On Tue, Mar 25, 2025 at 06:11:24PM +0100, Kevin Brodsky wrote:
> >>> Where overwriting f_op is a "classic" bypass of protection systems like
> >>> this one.
> >> Indeed, this has been pointed out to me on a few occasions. On that note
> >> I should reference the follow-up series that aims at protecting struct
> >> cred [1].
> >>
> >> Using kpkeys to ensure that the task->cred pointer itself is mostly
> >> read-only is not straightforward, because there is just too much
> >> existing code that directly writes to other fields in task_struct -
> >> meaning we can't simply make the whole task_struct mostly read-only.
> >> What could be done is to split out the cred fields in a separate
> >> kpkeys-protected page, and link that page from task_struct. There is a
> >> clear overhead associated with this approach though, and maybe more
> >> importantly we have just displaced the issue as the pointer to that
> >> protected page remains writeable... I'm not sure how much a page-based
> >> technique like pkeys can help here.
> > __randomize_layout accomplished some of what is necessary here, while
> > accommodating contemporary hardware limitations, albeit to a finer
> > granularity and lesser degree. I am also not sure how well it works on
> > production systems (yet! It is on my TODO list in the short term), or
> > how much protection it really implies for an adversary with a "read
> > gadget" that can determine where to write (either from associated asm or
> > from the struct itself).
> >
> > But...
> >
> > (1) After thinking about this for a few hours, __randomize_layout implies
> > something valuable: under circumstances where this is supported, because
> > we assume the struct's layout itself is modifable, it becomes possible
> > to introduce a canary value _not_ for the modifiable portions, but just
> > for the non-modifiable portions, store this canary value in a strictly
> > read-only region of memory that also tracks pointers to the structure,
> > and ensure uses of the non-modifiable fields must always leverage the
> > canary value stored in this secondary region.
> 
> I don't think this can be enforced with pkeys, since the overall struct
> would have to remain RW. But I'm not sure I completely understand how
> that scheme would work overall, or how __randomize_layout is a
> prerequisite for it.

Hi, so __randomize_layout is interesting only in that it demonstrates we
can modify the layout (and therefore associated code accessing fields)
for a given datastructure.

When I wrote the previous email, I thought maybe we'd be able to use it
to do more, but not so much any more.

However, the "real" idea here is:

(1) "splitting up" each RW data structure ($X$) into mutable and non-mutable
parts would be difficult and difficult to maintain, so I was looking for
a solution outside of that.
(2) The primitive we do have, thanks to POE and this patch, is
the ability to make a page of memory writable only from a specific
context, and read only otherwise.
(3) The well-trodden solution is to allocate a field on a second,
independent page $p$ when allocating $X$, with some field/hash/magic to
guarantee the integrity of writes to the immutable fields of $X$
(sometimes called shadow memory).

Valid, CFI-guaranteed functions would have access to $p$, and would
be instrumented to update $p$ with a new hash of the fields of $X$
when updating $X$, but likely something more performance-friendly.
When readig from $X$, the data is pulled from $p$ to ensure the
field being read from $X$ is valid and has not been modified. It is
not possible to modify $p$ outside of the valid contexts in which
we can modify the read-mostly or constant fields of $X$.
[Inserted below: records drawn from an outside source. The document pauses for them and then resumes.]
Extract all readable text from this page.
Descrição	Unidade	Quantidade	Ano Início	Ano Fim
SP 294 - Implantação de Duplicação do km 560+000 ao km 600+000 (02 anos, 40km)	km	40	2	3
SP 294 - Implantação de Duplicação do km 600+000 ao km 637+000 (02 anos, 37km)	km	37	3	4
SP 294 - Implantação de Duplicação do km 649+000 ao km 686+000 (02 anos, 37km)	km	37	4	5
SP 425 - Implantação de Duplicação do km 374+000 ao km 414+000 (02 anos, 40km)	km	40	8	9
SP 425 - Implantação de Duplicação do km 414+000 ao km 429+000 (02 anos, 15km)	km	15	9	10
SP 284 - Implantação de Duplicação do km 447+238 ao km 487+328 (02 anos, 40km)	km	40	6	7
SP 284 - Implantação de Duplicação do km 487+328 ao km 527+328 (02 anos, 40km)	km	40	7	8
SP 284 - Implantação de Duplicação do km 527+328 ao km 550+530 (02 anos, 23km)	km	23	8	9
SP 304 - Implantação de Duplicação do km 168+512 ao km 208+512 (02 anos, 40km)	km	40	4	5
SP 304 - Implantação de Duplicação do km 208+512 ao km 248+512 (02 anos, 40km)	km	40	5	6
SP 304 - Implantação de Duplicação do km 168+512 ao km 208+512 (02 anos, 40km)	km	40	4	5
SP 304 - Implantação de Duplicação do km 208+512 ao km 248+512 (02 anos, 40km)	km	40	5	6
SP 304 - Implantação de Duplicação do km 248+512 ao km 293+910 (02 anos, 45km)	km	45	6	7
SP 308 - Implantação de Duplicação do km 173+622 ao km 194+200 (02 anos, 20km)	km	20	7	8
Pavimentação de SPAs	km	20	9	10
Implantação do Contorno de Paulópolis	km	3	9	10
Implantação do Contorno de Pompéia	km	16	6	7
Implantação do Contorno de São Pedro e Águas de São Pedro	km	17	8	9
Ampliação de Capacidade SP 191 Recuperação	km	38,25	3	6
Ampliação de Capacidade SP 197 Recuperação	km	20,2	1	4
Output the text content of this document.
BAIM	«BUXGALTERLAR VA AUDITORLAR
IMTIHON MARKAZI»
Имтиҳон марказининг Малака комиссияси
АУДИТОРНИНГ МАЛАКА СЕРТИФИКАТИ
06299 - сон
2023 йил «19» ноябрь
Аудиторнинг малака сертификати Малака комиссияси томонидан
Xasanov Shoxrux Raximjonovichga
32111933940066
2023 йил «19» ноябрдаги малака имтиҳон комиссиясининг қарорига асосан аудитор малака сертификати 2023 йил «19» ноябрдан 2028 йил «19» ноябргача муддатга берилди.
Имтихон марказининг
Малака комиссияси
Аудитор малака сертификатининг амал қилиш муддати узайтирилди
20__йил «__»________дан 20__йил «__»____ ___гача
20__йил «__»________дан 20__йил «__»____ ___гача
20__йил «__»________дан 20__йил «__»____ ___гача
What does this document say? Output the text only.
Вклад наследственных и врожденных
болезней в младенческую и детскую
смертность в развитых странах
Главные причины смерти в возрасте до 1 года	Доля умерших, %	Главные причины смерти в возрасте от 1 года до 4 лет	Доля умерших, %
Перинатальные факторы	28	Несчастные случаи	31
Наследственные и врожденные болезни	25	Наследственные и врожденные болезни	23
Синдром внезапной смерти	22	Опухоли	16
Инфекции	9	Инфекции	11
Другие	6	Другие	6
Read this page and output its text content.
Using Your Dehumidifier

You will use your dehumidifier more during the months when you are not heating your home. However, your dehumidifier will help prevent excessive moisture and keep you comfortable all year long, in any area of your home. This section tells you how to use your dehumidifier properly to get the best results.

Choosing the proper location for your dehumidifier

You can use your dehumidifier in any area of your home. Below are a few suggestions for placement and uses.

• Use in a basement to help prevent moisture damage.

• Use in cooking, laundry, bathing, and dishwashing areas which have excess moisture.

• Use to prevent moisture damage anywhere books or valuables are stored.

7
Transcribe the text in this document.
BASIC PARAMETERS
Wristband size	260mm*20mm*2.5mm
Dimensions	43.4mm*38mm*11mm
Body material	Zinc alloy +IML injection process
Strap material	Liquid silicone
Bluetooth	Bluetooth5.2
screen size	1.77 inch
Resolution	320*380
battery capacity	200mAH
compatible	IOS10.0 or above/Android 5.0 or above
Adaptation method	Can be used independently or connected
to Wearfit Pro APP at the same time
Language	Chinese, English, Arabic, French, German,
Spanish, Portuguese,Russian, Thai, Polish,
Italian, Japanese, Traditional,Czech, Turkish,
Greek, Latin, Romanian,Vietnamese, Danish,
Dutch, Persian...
Importantly, this does not rely on the confidentiality of $p$, which I
think was an issue with trying an approach like this with ARM MTE
previously, or at least the version of ARM MTE that Juhee Kim et al. at
Georgia Tech broke with speculative exectuion, iirc.

I think performance is difficult here, but that's more of a development
concern, I hope, than a concern in theory.

> 
> > [...]
> >
> > It may be possible to write a plugin modification to
> >
> > https://github.com/gcc-mirror/gcc/blob/12b2c414b6d0e0d1b3d328b58d654c19c30bee8c/gcc/config/arm/aarch-bti-insert.cc
> >
> > To also inject the POE/register set instructions conditioned upon the an
> > expected privilege (kpkeys) level of the executing function.
> >
> > Instead of adding code to set the privilege state via a specialized
> > callgate function, having this function's call explicitly tied into the
> > GCC CFI instrumentation pass. Determination of the specific "key level",
> > i.e. KPKEYS_LVL_PGTABLES, could likely be determined by the file
> > name/path via the compiler, or many other clever mechanisms, potentially
> > with support for exceptions via function attribute tags.
> 
> Right I'm with you now. This is actually something we considered, but
> I'm not sure it really helps all that much. Adding a guard object to a
> function is basically the same amount of churn as marking that function
> with an attribute, except it doesn't require compiler support. It would
> get more useful if you wanted all functions in a file to switch kpkeys
> level (using a compiler flag), but for the purpose of making certain
> data mostly read-only, I doubt you actually want that - the granularity
> is just too coarse.
> 
> A different angle would be use an attribute to mark struct members,
> rather than functions. That would instruct the compiler to switch kpkeys
> level whenever that member is written (and only then). You would
> probably want to forbid taking the address of the member too, as the
> compiler can't easily track that. That said this doesn't solve the
> bigger issue of existing code expecting to be able to write to other
> members in the struct. It most likely works only if the kpkeys switch is
> done when writing to any member of the struct (which may get very
> expensive).

We agree. Doing something like this doesn't crash stuff, but it makes
the phone sluggish and terrible to use. (-: Hence, I may try the above:
keep the struct read-write, but when reading from "critical fields"
(pointers to function pointers), require the compiler to inject a check
for an integrity value stored on a mostly-read-only page. That integrity
value can only be updated by code that is resonsible for writing said
critical fields.

Since the supposition is things like f_ops don't really need to change
much ($p$ does not need to be accessed much), and otherwise the data
structure is fully writable, the performance impact seems like it would
not be significant.

That said, and if I am not mistaken, the downside is it'd require
Clang/GCC support, same as CFI.

> 
> > [...]
> > Noticed as well, just now, the reliance on the static_key for branch
> > unlikely ... the following data structure (at the end of this email) may
> > be of interest as an FYI ... it can be used to track whether the kernel
> > self patching API is only being used to patch expected locations.
> >
> > I use this right now with additional checks that the instruction being
> > written for the indirect branch matches the expected offset.
> 
> Are there exploits out there corrupting the address of a static branch?
> This seems difficult to me in practice because the __jump_table section
> where the addresses of instructions to be patched are stored is marked
> __ro_after_init.

There are a couple of different ways. You can do the attack this patch
is intended to prevent, change the page tables unwillingly to give
yourself permissions to write to the static key struct as part of a
larger chain, there's the ability to inject code into a kernel
module to call the patch text API and use it as a write gadget for the
rest of the kernel, etc..

There were a lot of claims back in the day that kernel code would be
marked strictly read-only by the EL2 secure monitor or kernel proection
systems, but there's self-modifying code built right into it under many
KConfigs. To have a guarantee of CFI you kind of have to ensure the
kernel can't patch itself.

Maxwell